04 Outubro 2019
Observador informado do mundo católico, Henri Tincq denuncia em um livro engajado o governo “clerical” e “sexista” da Igreja.
A entrevista é de Jérôme Cordelier e Thomas Mahler, publicada por Le Point, 02-10-2019. A tradução é de André Langer.
Cronista religioso durante décadas do Le Monde, para o qual cobriu – notavelmente – o longo pontificado de João Paulo II, Henri Tincq continua sendo um observador informado dos segredos do mundo católico. Tocada como muitos crentes pelo acúmulo de escândalos que maculam a Igreja, esta fina pluma fornece uma análise sem rodeios da crise atual pela qual a instituição cristã está passando em um livro didático e engajado, Vatican, la fin d’un monde (Vaticano, o fim de um mundo, Éditions du Cerf). Entrevista com um dos melhores especialistas do catolicismo, que impulsiona o Papa Francisco a ir ainda mais longe em seu desejo de pôr um fim ao clericalismo.
Você faz um paralelo entre a crise atual na Igreja Católica e a queda do sistema soviético na década de 1980. Realmente?
Estamos assistindo a um colapso do sistema de poder católico. O que está em jogo é uma terrível crise moral, alimentada pelas revelações de crimes sexuais contra crianças, contra seminaristas e até freiras e por alegações de “vida dupla” de cardeais, bispos, etc. A essa crise de moralidade soma-se uma crise de governança, seguida de uma crise doutrinal. É uma crise global, “sistêmica”, como o próprio Papa Francisco disse. A Igreja é e continuará a ser essa comunidade de pessoas fiéis aos Evangelhos e a Cristo. Mas o que está em jogo na crise católica hoje é o fim de um sistema de poder. Um sistema clerical, patriarcal, romano, machista, sexista, encarnado por um governo e um papa, dito infalível, que precisa prestar contas apenas a Deus.
Você revisita o funeral de João Paulo II, em abril de 2005, quando dois milhões de pessoas choravam nas ruas de Roma e pediam que ele fosse imediatamente proclamado “santo”. Mas essa “apoteose”, como você diz, é de fato o começo de um crepúsculo... 2005 é também a retirada da vida pública de Maciel, o fundador dos Legionários de Cristo, um criminoso sexual, um trapaceiro de longa data protegido pelo Vaticano de João Paulo II.

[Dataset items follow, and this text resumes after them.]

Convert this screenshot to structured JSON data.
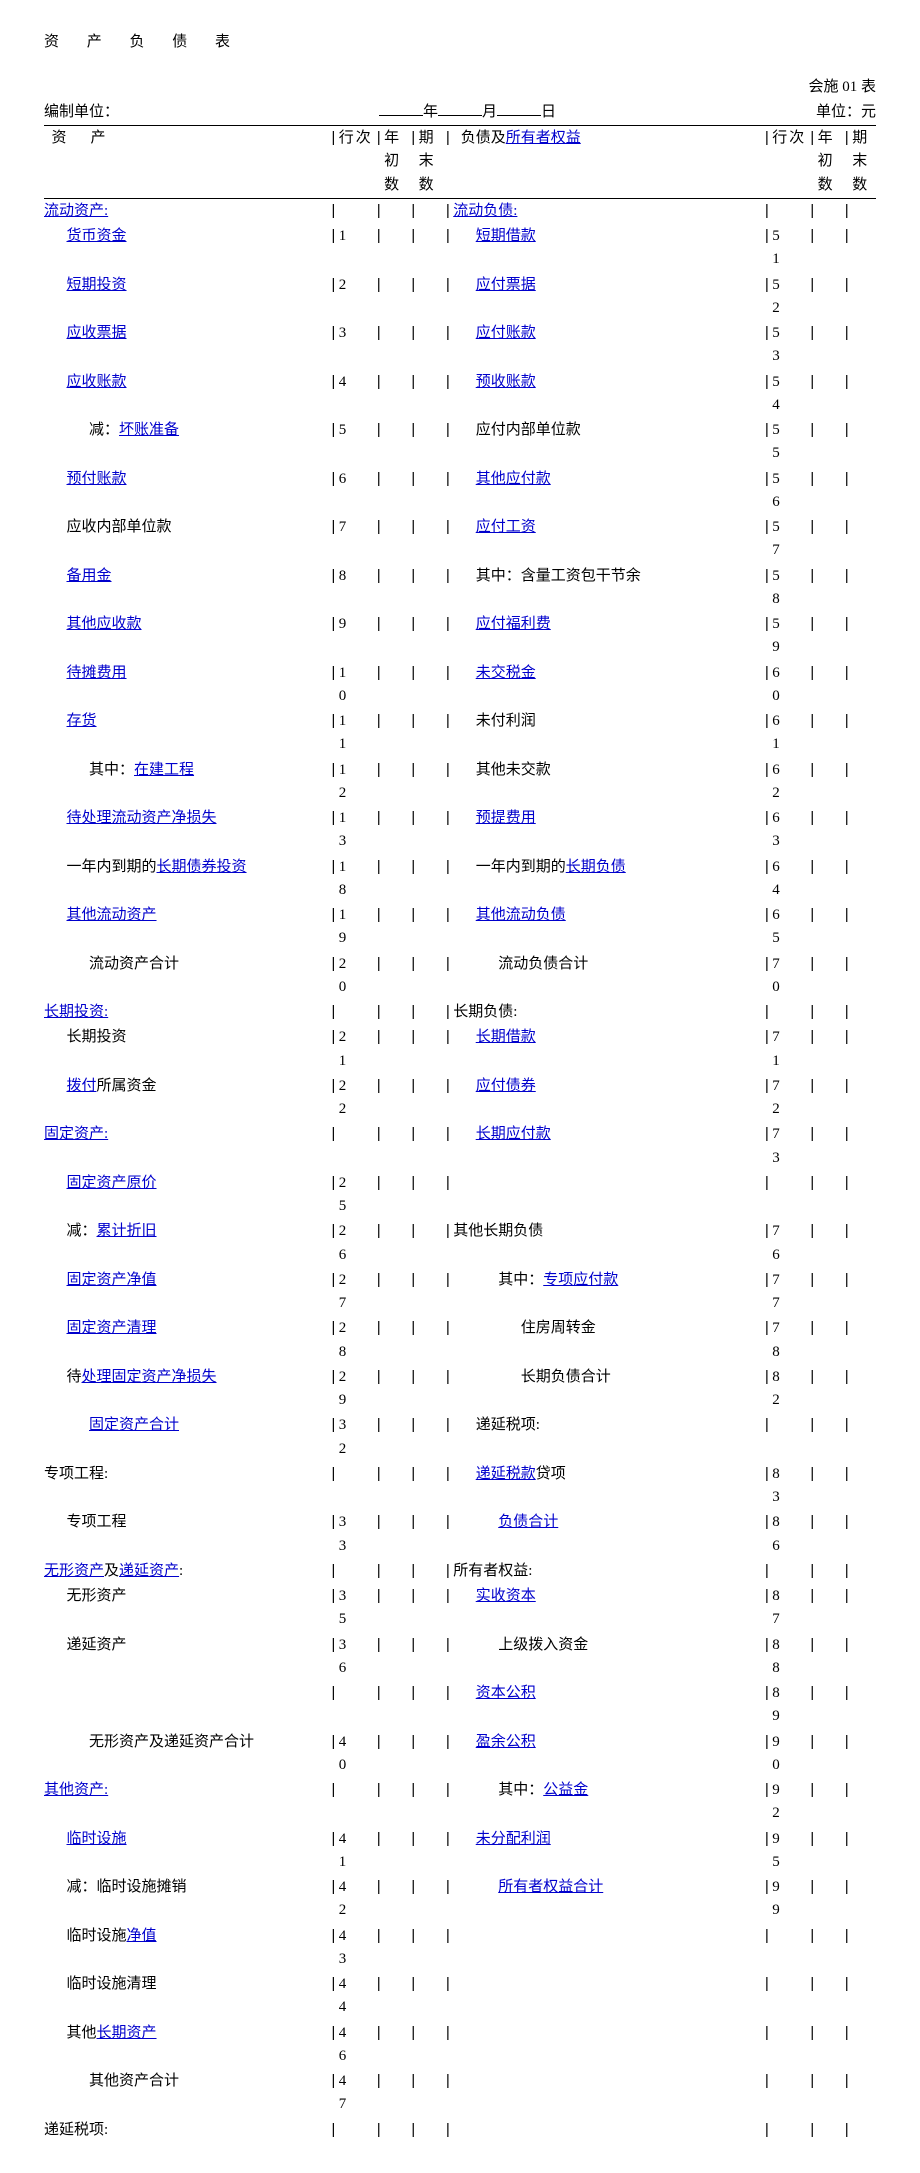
{
  "page": {
    "title": "资 产 负 债 表",
    "form_no": "会施 01 表",
    "unit_label": "编制单位：",
    "date_year": "年",
    "date_month": "月",
    "date_day": "日",
    "currency_unit": "单位：元"
  },
  "hdr": {
    "asset": "资",
    "asset2": "产",
    "row": "行次",
    "begin": "年初数",
    "end": "期末数",
    "liab": "负债及",
    "owner_equity": "所有者权益",
    "row2": "行次",
    "begin2": "年初数",
    "end2": "期末数"
  },
  "rows": [
    {
      "a": {
        "seg": [
          {
            "t": "流动资产:",
            "l": 1
          }
        ],
        "ind": 0
      },
      "ar": "",
      "b": {
        "seg": [
          {
            "t": "流动负债:",
            "l": 1
          }
        ],
        "ind": 0
      },
      "br": ""
    },
    {
      "a": {
        "seg": [
          {
            "t": "货币资金",
            "l": 1
          }
        ],
        "ind": 1
      },
      "ar": "1",
      "b": {
        "seg": [
          {
            "t": "短期借款",
            "l": 1
          }
        ],
        "ind": 1
      },
      "br": "5 1"
    },
    {
      "a": {
        "seg": [
          {
            "t": "短期投资",
            "l": 1
          }
        ],
        "ind": 1
      },
      "ar": "2",
      "b": {
        "seg": [
          {
            "t": "应付票据",
            "l": 1
          }
        ],
        "ind": 1
      },
      "br": "5 2"
    },
    {
      "a": {
        "seg": [
          {
            "t": "应收票据",
            "l": 1
          }
        ],
        "ind": 1
      },
      "ar": "3",
      "b": {
        "seg": [
          {
            "t": "应付账款",
            "l": 1
          }
        ],
        "ind": 1
      },
      "br": "5 3"
    },
    {
      "a": {
        "seg": [
          {
            "t": "应收账款",
            "l": 1
          }
        ],
        "ind": 1
      },
      "ar": "4",
      "b": {
        "seg": [
          {
            "t": "预收账款",
            "l": 1
          }
        ],
        "ind": 1
      },
      "br": "5 4"
    },
    {
      "a": {
        "seg": [
          {
            "t": "减："
          },
          {
            "t": "坏账准备",
            "l": 1
          }
        ],
        "ind": 2
      },
      "ar": "5",
      "b": {
        "seg": [
          {
            "t": "应付内部单位款"
          }
        ],
        "ind": 1
      },
      "br": "5 5"
    },
    {
      "a": {
        "seg": [
          {
            "t": "预付账款",
            "l": 1
          }
        ],
        "ind": 1
      },
      "ar": "6",
      "b": {
        "seg": [
          {
            "t": "其他应付款",
            "l": 1
          }
        ],
        "ind": 1
      },
      "br": "5 6"
    },
    {
      "a": {
        "seg": [
          {
            "t": "应收内部单位款"
          }
        ],
        "ind": 1
      },
      "ar": "7",
      "b": {
        "seg": [
          {
            "t": "应付工资",
            "l": 1
          }
        ],
        "ind": 1
      },
      "br": "5 7"
    },
    {
      "a": {
        "seg": [
          {
            "t": "备用金",
            "l": 1
          }
        ],
        "ind": 1
      },
      "ar": "8",
      "b": {
        "seg": [
          {
            "t": "其中：含量工资包干节余"
          }
        ],
        "ind": 1
      },
      "br": "5 8"
    },
    {
      "a": {
        "seg": [
          {
            "t": "其他应收款",
            "l": 1
          }
        ],
        "ind": 1
      },
      "ar": "9",
      "b": {
        "seg": [
          {
            "t": "应付福利费",
            "l": 1
          }
        ],
        "ind": 1
      },
      "br": "5 9"
    },
    {
      "a": {
        "seg": [
          {
            "t": "待摊费用",
            "l": 1
          }
        ],
        "ind": 1
      },
      "ar": "1 0",
      "b": {
        "seg": [
          {
            "t": "未交税金",
            "l": 1
          }
        ],
        "ind": 1
      },
      "br": "6 0"
    },
    {
      "a": {
        "seg": [
          {
            "t": "存货",
            "l": 1
          }
        ],
        "ind": 1
      },
      "ar": "1 1",
      "b": {
        "seg": [
          {
            "t": "未付利润"
          }
        ],
        "ind": 1
      },
      "br": "6 1"
    },
    {
      "a": {
        "seg": [
          {
            "t": "其中："
          },
          {
            "t": "在建工程",
            "l": 1
          }
        ],
        "ind": 2
      },
      "ar": "1 2",
      "b": {
        "seg": [
          {
            "t": "其他未交款"
          }
        ],
        "ind": 1
      },
      "br": "6 2"
    },
    {
      "a": {
        "seg": [
          {
            "t": "待处理流动资产净损失",
            "l": 1
          }
        ],
        "ind": 1
      },
      "ar": "1 3",
      "b": {
        "seg": [
          {
            "t": "预提费用",
            "l": 1
          }
        ],
        "ind": 1
      },
      "br": "6 3"
    },
    {
      "a": {
        "seg": [
          {
            "t": "一年内到期的"
          },
          {
            "t": "长期债券投资",
            "l": 1
          }
        ],
        "ind": 1
      },
      "ar": "1 8",
      "b": {
        "seg": [
          {
            "t": "一年内到期的"
          },
          {
            "t": "长期负债",
            "l": 1
          }
        ],
        "ind": 1
      },
      "br": "6 4"
    },
    {
      "a": {
        "seg": [
          {
            "t": "其他流动资产",
            "l": 1
          }
        ],
        "ind": 1
      },
      "ar": "1 9",
      "b": {
        "seg": [
          {
            "t": "其他流动负债",
            "l": 1
          }
        ],
        "ind": 1
      },
      "br": "6 5"
    },
    {
      "a": {
        "seg": [
          {
            "t": "流动资产合计"
          }
        ],
        "ind": 2
      },
      "ar": "2 0",
      "b": {
        "seg": [
          {
            "t": "流动负债合计"
          }
        ],
        "ind": 2
      },
      "br": "7 0"
    },
    {
      "a": {
        "seg": [
          {
            "t": "长期投资:",
            "l": 1
          }
        ],
        "ind": 0
      },
      "ar": "",
      "b": {
        "seg": [
          {
            "t": "长期负债:"
          }
        ],
        "ind": 0
      },
      "br": ""
    },
    {
      "a": {
        "seg": [
          {
            "t": "长期投资"
          }
        ],
        "ind": 1
      },
      "ar": "2 1",
      "b": {
        "seg": [
          {
            "t": "长期借款",
            "l": 1
          }
        ],
        "ind": 1
      },
      "br": "7 1"
    },
    {
      "a": {
        "seg": [
          {
            "t": "拨付",
            "l": 1
          },
          {
            "t": "所属资金"
          }
        ],
        "ind": 1
      },
      "ar": "2 2",
      "b": {
        "seg": [
          {
            "t": "应付债券",
            "l": 1
          }
        ],
        "ind": 1
      },
      "br": "7 2"
    },
    {
      "a": {
        "seg": [
          {
            "t": "固定资产:",
            "l": 1
          }
        ],
        "ind": 0
      },
      "ar": "",
      "b": {
        "seg": [
          {
            "t": "长期应付款",
            "l": 1
          }
        ],
        "ind": 1
      },
      "br": "7 3"
    },
    {
      "a": {
        "seg": [
          {
            "t": "固定资产原价",
            "l": 1
          }
        ],
        "ind": 1
      },
      "ar": "2 5",
      "b": {
        "seg": [],
        "ind": 0
      },
      "br": ""
    },
    {
      "a": {
        "seg": [
          {
            "t": "减："
          },
          {
            "t": "累计折旧",
            "l": 1
          }
        ],
        "ind": 1
      },
      "ar": "2 6",
      "b": {
        "seg": [
          {
            "t": "其他长期负债"
          }
        ],
        "ind": 0
      },
      "br": "7 6"
    },
    {
      "a": {
        "seg": [
          {
            "t": "固定资产净值",
            "l": 1
          }
        ],
        "ind": 1
      },
      "ar": "2 7",
      "b": {
        "seg": [
          {
            "t": "其中："
          },
          {
            "t": "专项应付款",
            "l": 1
          }
        ],
        "ind": 2
      },
      "br": "7 7"
    },
    {
      "a": {
        "seg": [
          {
            "t": "固定资产清理",
            "l": 1
          }
        ],
        "ind": 1
      },
      "ar": "2 8",
      "b": {
        "seg": [
          {
            "t": "住房周转金"
          }
        ],
        "ind": 3
      },
      "br": "7 8"
    },
    {
      "a": {
        "seg": [
          {
            "t": "待"
          },
          {
            "t": "处理固定资产净损失",
            "l": 1
          }
        ],
        "ind": 1
      },
      "ar": "2 9",
      "b": {
        "seg": [
          {
            "t": "长期负债合计"
          }
        ],
        "ind": 3
      },
      "br": "8 2"
    },
    {
      "a": {
        "seg": [
          {
            "t": "固定资产合计",
            "l": 1
          }
        ],
        "ind": 2
      },
      "ar": "3 2",
      "b": {
        "seg": [
          {
            "t": "递延税项:"
          }
        ],
        "ind": 1
      },
      "br": ""
    },
    {
      "a": {
        "seg": [
          {
            "t": "专项工程:"
          }
        ],
        "ind": 0
      },
      "ar": "",
      "b": {
        "seg": [
          {
            "t": "递延税款",
            "l": 1
          },
          {
            "t": "贷项"
          }
        ],
        "ind": 1
      },
      "br": "8 3"
    },
    {
      "a": {
        "seg": [
          {
            "t": "专项工程"
          }
        ],
        "ind": 1
      },
      "ar": "3 3",
      "b": {
        "seg": [
          {
            "t": "负债合计",
            "l": 1
          }
        ],
        "ind": 2
      },
      "br": "8 6"
    },
    {
      "a": {
        "seg": [
          {
            "t": "无形资产",
            "l": 1
          },
          {
            "t": "及"
          },
          {
            "t": "递延资产",
            "l": 1
          },
          {
            "t": ":"
          }
        ],
        "ind": 0
      },
      "ar": "",
      "b": {
        "seg": [
          {
            "t": "所有者权益:"
          }
        ],
        "ind": 0
      },
      "br": ""
    },
    {
      "a": {
        "seg": [
          {
            "t": "无形资产"
          }
        ],
        "ind": 1
      },
      "ar": "3 5",
      "b": {
        "seg": [
          {
            "t": "实收资本",
            "l": 1
          }
        ],
        "ind": 1
      },
      "br": "8 7"
    },
    {
      "a": {
        "seg": [
          {
            "t": "递延资产"
          }
        ],
        "ind": 1
      },
      "ar": "3 6",
      "b": {
        "seg": [
          {
            "t": "上级拨入资金"
          }
        ],
        "ind": 2
      },
      "br": "8 8"
    },
    {
      "a": {
        "seg": [],
        "ind": 0
      },
      "ar": "",
      "b": {
        "seg": [
          {
            "t": "资本公积",
            "l": 1
          }
        ],
        "ind": 1
      },
      "br": "8 9"
    },
    {
      "a": {
        "seg": [
          {
            "t": "无形资产及递延资产合计"
          }
        ],
        "ind": 2
      },
      "ar": "4 0",
      "b": {
        "seg": [
          {
            "t": "盈余公积",
            "l": 1
          }
        ],
        "ind": 1
      },
      "br": "9 0"
    },
    {
      "a": {
        "seg": [
          {
            "t": "其他资产:",
            "l": 1
          }
        ],
        "ind": 0
      },
      "ar": "",
      "b": {
        "seg": [
          {
            "t": "其中："
          },
          {
            "t": "公益金",
            "l": 1
          }
        ],
        "ind": 2
      },
      "br": "9 2"
    },
    {
      "a": {
        "seg": [
          {
            "t": "临时设施",
            "l": 1
          }
        ],
        "ind": 1
      },
      "ar": "4 1",
      "b": {
        "seg": [
          {
            "t": "未分配利润",
            "l": 1
          }
        ],
        "ind": 1
      },
      "br": "9 5"
    },
    {
      "a": {
        "seg": [
          {
            "t": "减：临时设施摊销"
          }
        ],
        "ind": 1
      },
      "ar": "4 2",
      "b": {
        "seg": [
          {
            "t": "所有者权益合计",
            "l": 1
          }
        ],
        "ind": 2
      },
      "br": "9 9"
    },
    {
      "a": {
        "seg": [
          {
            "t": "临时设施"
          },
          {
            "t": "净值",
            "l": 1
          }
        ],
        "ind": 1
      },
      "ar": "4 3",
      "b": {
        "seg": [],
        "ind": 0
      },
      "br": ""
    },
    {
      "a": {
        "seg": [
          {
            "t": "临时设施清理"
          }
        ],
        "ind": 1
      },
      "ar": "4 4",
      "b": {
        "seg": [],
        "ind": 0
      },
      "br": ""
    },
    {
      "a": {
        "seg": [
          {
            "t": "其他"
          },
          {
            "t": "长期资产",
            "l": 1
          }
        ],
        "ind": 1
      },
      "ar": "4 6",
      "b": {
        "seg": [],
        "ind": 0
      },
      "br": ""
    },
    {
      "a": {
        "seg": [
          {
            "t": "其他资产合计"
          }
        ],
        "ind": 2
      },
      "ar": "4 7",
      "b": {
        "seg": [],
        "ind": 0
      },
      "br": ""
    },
    {
      "a": {
        "seg": [
          {
            "t": "递延税项:"
          }
        ],
        "ind": 0
      },
      "ar": "",
      "b": {
        "seg": [],
        "ind": 0
      },
      "br": ""
    }
  ]
}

Eu acompanhei de perto esse extraordinário pontificado de mais de um quarto de século, esse pontificado solar de João Paulo II (1978-2005). A unanimidade se manifestou na sua morte e durante um grandioso funeral na Praça São Pedro. João Paulo II é o “cura do mundo” que viajou para todos os países, lutou contra todos os sistemas de opressão, que contribuiu, à sua maneira, para a queda do comunismo, que trabalhou para a reunificação da Europa, pelas liberdades e pelos direitos humanos.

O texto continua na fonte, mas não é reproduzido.